Vencida mais uma crise política, o presidente Michel Temer e sua equipe têm de correr para salvar o máximo possível do programa de ajustes e reformas deste ano e do próximo. A meta fiscal de 2017, um déficit primário igual ou inferior a R$ 139 bilhões, dificilmente será alcançada, mas o governo ainda poderá batalhar para evitar a perda, hoje quase certa, de vários bilhões. A pauta imediata, no entanto, é bem mais ambiciosa. Se o esforço der certo, o feito mais vistoso – e mais simbólico – será a aprovação da reforma da Previdência, nos próximos meses, sem grandes mudanças no texto aprovado na comissão especial da Câmara. Será a mais notável demonstração de habilidade e influência, depois da vitória contra a denúncia de corrupção, na semana passada.
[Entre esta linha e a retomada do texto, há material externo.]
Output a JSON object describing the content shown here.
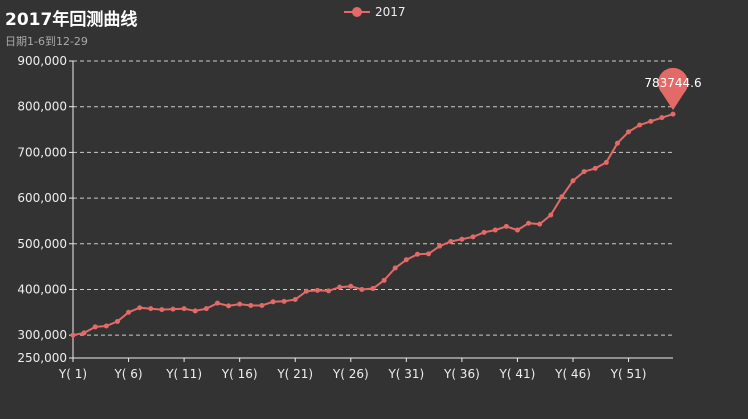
{
  "header": {
    "title": "2017年回测曲线",
    "subtitle": "日期1-6到12-29"
  },
  "legend": {
    "label": "2017"
  },
  "colors": {
    "series": "#e36a66",
    "background": "#333333",
    "grid": "#cccccc"
  },
  "chart_data": {
    "type": "line",
    "title": "2017年回测曲线",
    "subtitle": "日期1-6到12-29",
    "xlabel": "",
    "ylabel": "",
    "ylim": [
      250000,
      900000
    ],
    "y_ticks": [
      250000,
      300000,
      400000,
      500000,
      600000,
      700000,
      800000,
      900000
    ],
    "y_tick_labels": [
      "250,000",
      "300,000",
      "400,000",
      "500,000",
      "600,000",
      "700,000",
      "800,000",
      "900,000"
    ],
    "x_tick_labels": [
      "Y( 1)",
      "Y( 6)",
      "Y( 11)",
      "Y( 16)",
      "Y( 21)",
      "Y( 26)",
      "Y( 31)",
      "Y( 36)",
      "Y( 41)",
      "Y( 46)",
      "Y( 51)"
    ],
    "x_tick_positions": [
      1,
      6,
      11,
      16,
      21,
      26,
      31,
      36,
      41,
      46,
      51
    ],
    "grid": true,
    "legend_position": "top-center",
    "series": [
      {
        "name": "2017",
        "x": [
          1,
          2,
          3,
          4,
          5,
          6,
          7,
          8,
          9,
          10,
          11,
          12,
          13,
          14,
          15,
          16,
          17,
          18,
          19,
          20,
          21,
          22,
          23,
          24,
          25,
          26,
          27,
          28,
          29,
          30,
          31,
          32,
          33,
          34,
          35,
          36,
          37,
          38,
          39,
          40,
          41,
          42,
          43,
          44,
          45,
          46,
          47,
          48,
          49,
          50,
          51,
          52,
          53,
          54,
          55
        ],
        "values": [
          300000,
          305000,
          318000,
          320000,
          330000,
          350000,
          360000,
          358000,
          356000,
          357000,
          358000,
          353000,
          358000,
          370000,
          364000,
          368000,
          365000,
          365000,
          373000,
          374000,
          378000,
          396000,
          398000,
          397000,
          405000,
          407000,
          400000,
          402000,
          420000,
          447000,
          465000,
          477000,
          478000,
          495000,
          505000,
          510000,
          515000,
          525000,
          530000,
          538000,
          530000,
          545000,
          543000,
          563000,
          603000,
          638000,
          658000,
          665000,
          678000,
          720000,
          745000,
          760000,
          768000,
          776000,
          783744.6
        ]
      }
    ],
    "annotations": [
      {
        "type": "max-pin",
        "x": 55,
        "value": "783744.6"
      }
    ]
  }
}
O presidente da Casa, deputado Rodrigo Maia, recomendou ao presidente da República firmeza na negociação final do projeto. Maia também se manifestou, juntamente com o presidente do Senado, Eunício Oliveira, contra a mudança da meta fiscal deste ano. A alternativa, um corte maior de gastos, é uma parte importante da solução do problema fiscal, especialmente se acompanhada de uma racionalização da despesa. Mas a remontagem da estrutura orçamentária deve ser um projeto de maior alcance.
A tarefa imediata seria bem mais simples, e menos dependente de novos cortes improvisados, se o governo pudesse recolher importantes somas previstas inicialmente para este ano. Deputados têm-se mobilizado para frustrar esse plano, pressionando o Tesouro em benefício de interesses privados, alguns escandalosos.
O Executivo desistiu de tentar a aprovação final, até quinta-feira, da Medida Provisória (MP) 774, de reoneração da folha de pagamento de 50 setores. Sem isso, a MP caducará. Não haveria tempo para esse esforço, disse o ministro da Fazenda, Henrique Meirelles, citando uma ponderação de Rodrigo Maia. Mas nem essa aprovação seria um resultado inteiramente satisfatório. Pela proposta original, a reoneração deveria proporcionar um ganho de R$ 4,75 bilhões neste ano e de R$ 12,5 bilhões no próximo. Mas, além de aprovar outras emendas, uma comissão mista adiou para janeiro o início da vigência do novo regime. Extinta a MP, o governo deverá pensar em outro projeto.
Outro ataque aos cofres federais foi promovido pela comissão especial no exame da MP 783, que oficializa um novo programa de regularização tributária, no estilo do velho Refis. Outra tentativa, com a MP 780, havia fracassado, porque o relator, deputado Newton Cardoso Jr., havia desfigurado o texto.
Depois de uma negociação com parlamentares, o governo mandou ao Congresso um segundo texto. Mas a relatoria foi entregue ao mesmo deputado, com efeito igualmente desastroso. O relatório aprovado na comissão especial concedeu enormes facilidades aos devedores, com redução de até 99% dos encargos. Se essa versão vigorar, a receita prevista de R$ 12,3 bilhões será na maior parte perdida. A solução realmente buscada pelo governo vai muito além da aprovação. O objetivo é a consagração de um novo relatório, parecido com o texto original. O ministro da Fazenda confirmou esse esforço.
Nos dois casos, da MP 774 e da MP 783, congressistas deram prioridade a objetivos injustificáveis. A ação mais assustadora foi a deformação da MP do Refis, em benefício, para começar, de parlamentares – como o relator na comissão especial – com participação em empresas devedoras do Fisco. Mesmo sem o aspecto escandaloso, decisões desse tipo estão longe de ser excepcionais. Parlamentares agem frequentemente como se fossem isentos de toda responsabilidade em relação às finanças públicas. Se esse fosse o caso, nada justificaria a participação dos congressistas na discussão e na aprovação do Orçamento.
O presidente Michel Temer dependerá, no entanto, da parceria com grande número de congressistas, incluídos os deformadores das MP 774 e 783, para tentar a aprovação da reforma da Previdência e, além disso, salvar alguns bilhões em receitas especiais. Serão novos testes para seu poder e sua capacidade negociadora.